Leasing activity for the quarter totaled 422,000 square feet, including 268,000 square feet in our wholly owned portfolio and 153,000 square feet in our joint venture portfolio. The wholly owned leasing activity is our highest level since 2024. Tenant retention was around 45%, very much as expected, since we know there will be a number of known move-outs throughout the course of the year. Our capital ratio is below our targeted 6.4%, driven by a low- or no-capital deal within one of our portfolios, but our capital for the year will remain within our guidance range. Our GAAP mark-to-market was 4.1%.

Cash mark-to-market decreased by 2.6%, both below our annual business ranges, but we anticipate improving results in the next three quarters and, as such, we are maintaining our full-year guidance range.
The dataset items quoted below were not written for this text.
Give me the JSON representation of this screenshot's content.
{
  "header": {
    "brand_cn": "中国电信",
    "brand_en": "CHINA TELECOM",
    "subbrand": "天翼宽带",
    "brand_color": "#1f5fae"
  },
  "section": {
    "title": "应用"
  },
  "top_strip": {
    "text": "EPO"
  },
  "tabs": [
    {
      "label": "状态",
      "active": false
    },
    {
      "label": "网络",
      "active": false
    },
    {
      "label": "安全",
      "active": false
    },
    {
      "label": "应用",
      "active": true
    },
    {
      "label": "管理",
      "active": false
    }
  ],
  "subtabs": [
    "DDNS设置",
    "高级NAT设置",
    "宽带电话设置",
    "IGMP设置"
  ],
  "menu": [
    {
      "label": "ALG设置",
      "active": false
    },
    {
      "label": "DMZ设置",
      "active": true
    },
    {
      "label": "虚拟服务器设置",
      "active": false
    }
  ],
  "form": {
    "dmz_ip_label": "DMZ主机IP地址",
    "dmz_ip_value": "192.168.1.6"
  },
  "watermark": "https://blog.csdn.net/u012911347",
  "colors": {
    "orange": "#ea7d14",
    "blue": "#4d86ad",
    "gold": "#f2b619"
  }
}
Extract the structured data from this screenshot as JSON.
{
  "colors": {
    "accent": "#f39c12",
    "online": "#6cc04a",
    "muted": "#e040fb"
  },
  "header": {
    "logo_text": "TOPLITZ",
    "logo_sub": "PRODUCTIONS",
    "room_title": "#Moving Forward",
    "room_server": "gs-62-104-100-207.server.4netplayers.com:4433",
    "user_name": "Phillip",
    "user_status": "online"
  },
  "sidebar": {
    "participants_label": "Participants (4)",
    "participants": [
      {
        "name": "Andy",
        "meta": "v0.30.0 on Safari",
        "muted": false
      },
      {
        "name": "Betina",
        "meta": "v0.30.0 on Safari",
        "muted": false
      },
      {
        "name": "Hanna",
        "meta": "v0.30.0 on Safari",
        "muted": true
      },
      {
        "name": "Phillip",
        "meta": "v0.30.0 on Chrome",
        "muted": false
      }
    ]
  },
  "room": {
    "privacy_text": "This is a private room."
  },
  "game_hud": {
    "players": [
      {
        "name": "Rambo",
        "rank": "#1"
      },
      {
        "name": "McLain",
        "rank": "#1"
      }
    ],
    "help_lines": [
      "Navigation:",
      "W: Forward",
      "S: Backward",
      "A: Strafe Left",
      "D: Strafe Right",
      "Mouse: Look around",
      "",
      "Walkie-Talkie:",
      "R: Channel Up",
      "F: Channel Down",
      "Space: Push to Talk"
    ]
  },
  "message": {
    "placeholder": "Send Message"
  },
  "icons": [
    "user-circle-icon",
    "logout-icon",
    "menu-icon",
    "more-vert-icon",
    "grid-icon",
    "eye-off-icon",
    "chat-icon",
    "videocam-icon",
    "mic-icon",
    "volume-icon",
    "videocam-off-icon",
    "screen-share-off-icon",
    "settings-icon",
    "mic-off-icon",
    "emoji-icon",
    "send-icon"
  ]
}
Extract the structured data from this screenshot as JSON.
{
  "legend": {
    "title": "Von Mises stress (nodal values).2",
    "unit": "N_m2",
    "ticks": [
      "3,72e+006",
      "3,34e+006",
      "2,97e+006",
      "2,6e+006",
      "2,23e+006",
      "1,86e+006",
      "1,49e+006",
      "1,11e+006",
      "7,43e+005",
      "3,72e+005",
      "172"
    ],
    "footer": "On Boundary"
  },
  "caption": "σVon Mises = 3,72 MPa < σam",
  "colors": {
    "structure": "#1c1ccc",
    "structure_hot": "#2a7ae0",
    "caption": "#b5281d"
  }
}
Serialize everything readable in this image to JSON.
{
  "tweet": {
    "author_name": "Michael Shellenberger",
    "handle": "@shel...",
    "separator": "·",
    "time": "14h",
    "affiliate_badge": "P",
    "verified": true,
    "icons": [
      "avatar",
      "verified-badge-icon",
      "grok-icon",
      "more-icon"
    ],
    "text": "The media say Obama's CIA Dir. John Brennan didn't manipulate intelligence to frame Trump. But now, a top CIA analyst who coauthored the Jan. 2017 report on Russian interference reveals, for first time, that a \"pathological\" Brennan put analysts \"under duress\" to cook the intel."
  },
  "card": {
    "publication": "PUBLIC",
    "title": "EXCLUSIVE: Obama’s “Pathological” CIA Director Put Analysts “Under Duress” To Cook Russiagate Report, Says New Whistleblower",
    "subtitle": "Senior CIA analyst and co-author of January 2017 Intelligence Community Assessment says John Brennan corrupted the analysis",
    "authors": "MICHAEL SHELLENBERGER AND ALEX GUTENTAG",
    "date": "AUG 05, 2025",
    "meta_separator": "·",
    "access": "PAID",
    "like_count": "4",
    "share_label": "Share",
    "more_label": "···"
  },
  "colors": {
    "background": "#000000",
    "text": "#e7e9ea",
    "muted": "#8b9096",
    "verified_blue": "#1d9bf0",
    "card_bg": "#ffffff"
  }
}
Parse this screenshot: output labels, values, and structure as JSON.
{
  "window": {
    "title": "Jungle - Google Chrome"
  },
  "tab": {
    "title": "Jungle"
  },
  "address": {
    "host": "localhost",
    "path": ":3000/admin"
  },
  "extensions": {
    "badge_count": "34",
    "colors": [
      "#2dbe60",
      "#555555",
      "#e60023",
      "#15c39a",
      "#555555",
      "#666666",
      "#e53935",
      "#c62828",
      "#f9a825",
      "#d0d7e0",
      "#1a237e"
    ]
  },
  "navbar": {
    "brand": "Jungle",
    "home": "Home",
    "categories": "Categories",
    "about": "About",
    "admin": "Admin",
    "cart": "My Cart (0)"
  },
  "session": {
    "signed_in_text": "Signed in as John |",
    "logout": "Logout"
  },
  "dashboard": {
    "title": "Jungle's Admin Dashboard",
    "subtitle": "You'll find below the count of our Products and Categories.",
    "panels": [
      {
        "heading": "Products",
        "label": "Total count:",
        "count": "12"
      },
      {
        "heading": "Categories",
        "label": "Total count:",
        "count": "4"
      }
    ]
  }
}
Same-store results were a positive 0.8% on a GAAP basis and 3.3% on a cash basis, both above our current guidance ranges. Tours in 2026 exceeded 2025 by 80%, showing a continued uptick in overall leasing activity. We also continue to experience a good conversion rate from these tours. For the trailing four quarters, 53% of our tours converted to a proposal, and from proposal, 37% converted to an executed lease.

A few additional comments regarding market dynamics: in Philadelphia, which includes our Central Business District and University City portfolios, we are now 94% occupied and 96% leased, with only 6% rolling through year-end 2028. Our Commerce Square joint venture property is now 93% leased, bringing our overall combined Philadelphia holdings to 95% leased. Overall activity levels in our core CBD and University City markets remain very strong, and we continue to outperform our market share. As noted on the last call, we have captured more than double our market share in each of the last five years, and this trend continued in 2026, with 41% of all new leases signed in this market at a Brandywine Realty Trust property.

In the Pennsylvania suburbs, overall, we are about 90% leased and continue to see solid levels of pipeline prospects for the existing vacancies. Austin is 70% occupied; that continues to lag the rest of our portfolio and creates a 340-basis-point drop in overall company leasing levels. Tour volume, however, increased 15% over prior quarters. The operating portfolio leasing pipeline is up again this quarter by 200,000 square feet from last quarter and remains solid at 1.7 million square feet. That includes about 314,000 square feet in advanced stages of negotiations. It does not include the leasing pipelines we have at either 3151 Market Street or our project at One Uptown.